Re:do yo u really think senior mgmt will read a bo by rtb61 · 2014-01-09 14:49 · Score: 3, Insightful

Ego and arrogance got them their position at the top (all that corporate back stabbing, taking credit for other people's work and of course blaming anyone and everyone for executives own mistakes), so it is hardly surprising that the same attitude arising in the security decision making. Security if for the little people the nobodies, I pay you to make me secure, it's your fault, your fired, is senior managements normal attitude to security.

--
Chaos - everything, everywhere, everywhen
Re:do yo u really think senior mgmt will read a bo by dbIII · 2014-01-09 15:51 · Score: 1

Yes but people not in IT often can't imagine the possible consequences so this is news to them.

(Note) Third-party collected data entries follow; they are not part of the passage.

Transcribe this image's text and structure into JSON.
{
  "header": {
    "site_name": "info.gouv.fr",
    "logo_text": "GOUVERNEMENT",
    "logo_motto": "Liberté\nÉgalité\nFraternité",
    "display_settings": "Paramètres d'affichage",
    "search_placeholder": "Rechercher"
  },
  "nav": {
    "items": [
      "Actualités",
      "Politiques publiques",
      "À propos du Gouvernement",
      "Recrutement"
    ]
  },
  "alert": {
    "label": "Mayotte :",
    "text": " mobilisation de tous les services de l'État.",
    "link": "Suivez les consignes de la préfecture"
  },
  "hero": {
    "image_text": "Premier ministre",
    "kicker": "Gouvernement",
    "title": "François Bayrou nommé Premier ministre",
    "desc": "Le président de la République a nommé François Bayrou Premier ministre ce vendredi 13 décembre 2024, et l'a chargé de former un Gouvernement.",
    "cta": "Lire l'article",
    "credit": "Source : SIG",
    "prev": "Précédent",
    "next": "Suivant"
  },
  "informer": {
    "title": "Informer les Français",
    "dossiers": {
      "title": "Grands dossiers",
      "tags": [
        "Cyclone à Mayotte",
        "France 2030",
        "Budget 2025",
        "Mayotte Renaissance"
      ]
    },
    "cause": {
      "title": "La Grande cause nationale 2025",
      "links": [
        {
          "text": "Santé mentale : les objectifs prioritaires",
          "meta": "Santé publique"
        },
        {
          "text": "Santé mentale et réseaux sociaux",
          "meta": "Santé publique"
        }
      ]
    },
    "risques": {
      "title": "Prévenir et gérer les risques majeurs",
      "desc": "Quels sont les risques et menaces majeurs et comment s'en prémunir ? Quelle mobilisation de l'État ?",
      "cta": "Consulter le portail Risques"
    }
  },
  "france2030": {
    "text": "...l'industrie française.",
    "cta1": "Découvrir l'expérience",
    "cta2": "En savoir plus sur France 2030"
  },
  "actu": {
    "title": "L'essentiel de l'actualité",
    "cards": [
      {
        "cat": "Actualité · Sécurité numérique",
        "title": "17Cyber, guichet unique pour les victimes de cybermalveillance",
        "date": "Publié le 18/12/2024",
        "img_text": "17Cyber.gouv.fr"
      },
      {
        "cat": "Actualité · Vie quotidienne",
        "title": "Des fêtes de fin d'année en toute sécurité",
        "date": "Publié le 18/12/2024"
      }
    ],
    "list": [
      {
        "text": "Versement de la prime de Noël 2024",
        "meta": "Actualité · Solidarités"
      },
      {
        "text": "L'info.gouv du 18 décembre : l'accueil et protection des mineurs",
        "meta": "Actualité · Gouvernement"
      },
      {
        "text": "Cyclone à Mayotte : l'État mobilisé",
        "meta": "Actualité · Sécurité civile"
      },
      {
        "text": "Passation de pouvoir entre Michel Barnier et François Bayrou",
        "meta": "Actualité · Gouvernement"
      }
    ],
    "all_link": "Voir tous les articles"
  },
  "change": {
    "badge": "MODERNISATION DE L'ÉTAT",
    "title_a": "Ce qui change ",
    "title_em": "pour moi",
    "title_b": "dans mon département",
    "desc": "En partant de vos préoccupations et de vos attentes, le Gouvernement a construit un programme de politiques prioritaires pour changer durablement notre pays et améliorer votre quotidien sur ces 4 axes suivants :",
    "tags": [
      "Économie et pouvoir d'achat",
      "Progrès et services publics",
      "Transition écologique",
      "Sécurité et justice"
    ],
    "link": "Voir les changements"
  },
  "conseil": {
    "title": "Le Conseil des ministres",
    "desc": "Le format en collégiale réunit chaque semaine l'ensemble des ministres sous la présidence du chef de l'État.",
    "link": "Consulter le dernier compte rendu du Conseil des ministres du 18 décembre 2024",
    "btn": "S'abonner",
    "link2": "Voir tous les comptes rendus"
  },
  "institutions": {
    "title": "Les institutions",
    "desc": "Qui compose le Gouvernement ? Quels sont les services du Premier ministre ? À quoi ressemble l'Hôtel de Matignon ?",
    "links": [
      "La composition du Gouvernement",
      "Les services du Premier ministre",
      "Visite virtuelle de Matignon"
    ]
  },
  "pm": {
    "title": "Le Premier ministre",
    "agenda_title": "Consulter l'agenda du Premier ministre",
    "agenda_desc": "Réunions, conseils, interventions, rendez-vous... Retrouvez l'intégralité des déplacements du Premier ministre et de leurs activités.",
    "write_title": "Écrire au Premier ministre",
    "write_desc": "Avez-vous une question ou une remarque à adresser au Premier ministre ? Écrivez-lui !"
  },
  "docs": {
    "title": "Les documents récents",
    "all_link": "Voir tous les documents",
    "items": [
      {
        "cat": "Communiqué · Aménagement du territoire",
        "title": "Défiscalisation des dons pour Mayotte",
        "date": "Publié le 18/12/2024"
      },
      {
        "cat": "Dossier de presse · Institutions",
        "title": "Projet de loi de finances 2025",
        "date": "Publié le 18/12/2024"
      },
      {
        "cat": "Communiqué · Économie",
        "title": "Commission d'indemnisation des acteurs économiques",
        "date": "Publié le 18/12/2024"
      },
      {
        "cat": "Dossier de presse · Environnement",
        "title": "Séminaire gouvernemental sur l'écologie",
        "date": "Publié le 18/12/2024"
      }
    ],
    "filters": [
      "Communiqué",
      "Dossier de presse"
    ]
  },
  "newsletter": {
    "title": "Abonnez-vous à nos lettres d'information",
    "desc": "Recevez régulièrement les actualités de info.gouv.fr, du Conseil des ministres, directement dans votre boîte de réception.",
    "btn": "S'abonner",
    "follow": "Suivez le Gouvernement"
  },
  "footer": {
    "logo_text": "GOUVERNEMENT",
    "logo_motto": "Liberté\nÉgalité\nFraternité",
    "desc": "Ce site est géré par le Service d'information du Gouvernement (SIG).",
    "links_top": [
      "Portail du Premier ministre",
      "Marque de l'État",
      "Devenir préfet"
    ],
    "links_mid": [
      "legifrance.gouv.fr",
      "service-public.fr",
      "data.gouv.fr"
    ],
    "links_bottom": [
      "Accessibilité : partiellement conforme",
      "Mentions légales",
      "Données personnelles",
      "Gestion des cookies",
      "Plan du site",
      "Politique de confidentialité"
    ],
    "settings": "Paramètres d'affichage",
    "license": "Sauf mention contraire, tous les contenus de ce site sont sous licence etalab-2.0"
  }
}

It's creeping into popular culture though - a major plot point of one of the "Torchwood" mini series was a manager ignoring security and letting a temp use their login and password. Others in that office treated it as a normal situation.

Reality is just like that in far too many places.
That's a 1980s argument by dbIII · 2014-01-09 17:00 · Score: 1

I can introduce you to some 70+ year olds that are likely to understand computers far better than most of the readers here, but they were involved with electronics. With the general population most people in their 60s will have had a least a couple of decades of hands on exposure with computers.

It's not about experience, it's about not caring.
Re:do yo u really think senior mgmt will read a bo by hairyfish · 2014-01-10 10:58 · Score: 1

Have you ever stopped and wondered why? Maybe, just maybe it's you? I mean I've worked in IT a long time, I know the drill, but it's only recently I learnt how to run a business, and how to deal with company politics. In general IT people are shit at making a business case, therefore they get ignored. And this is how it should be. In short, if you can't sell an idea then don't blame the idea or the buyer.
Re:do yo u really think senior mgmt will read a bo by hairyfish · 2014-01-10 11:05 · Score: 1

He pays you to make him secure, yet your lack of social skills at selling the security business case caused an incident. I'd fire you too. IT people need to understand that business is more that just good ideas. Selling those ideas (whether it be the product, the HR policy, or the IT security requirements) are all skills everyone senior employee should have. If your IT manager failed to sell it then someone else deserves a chance at his job.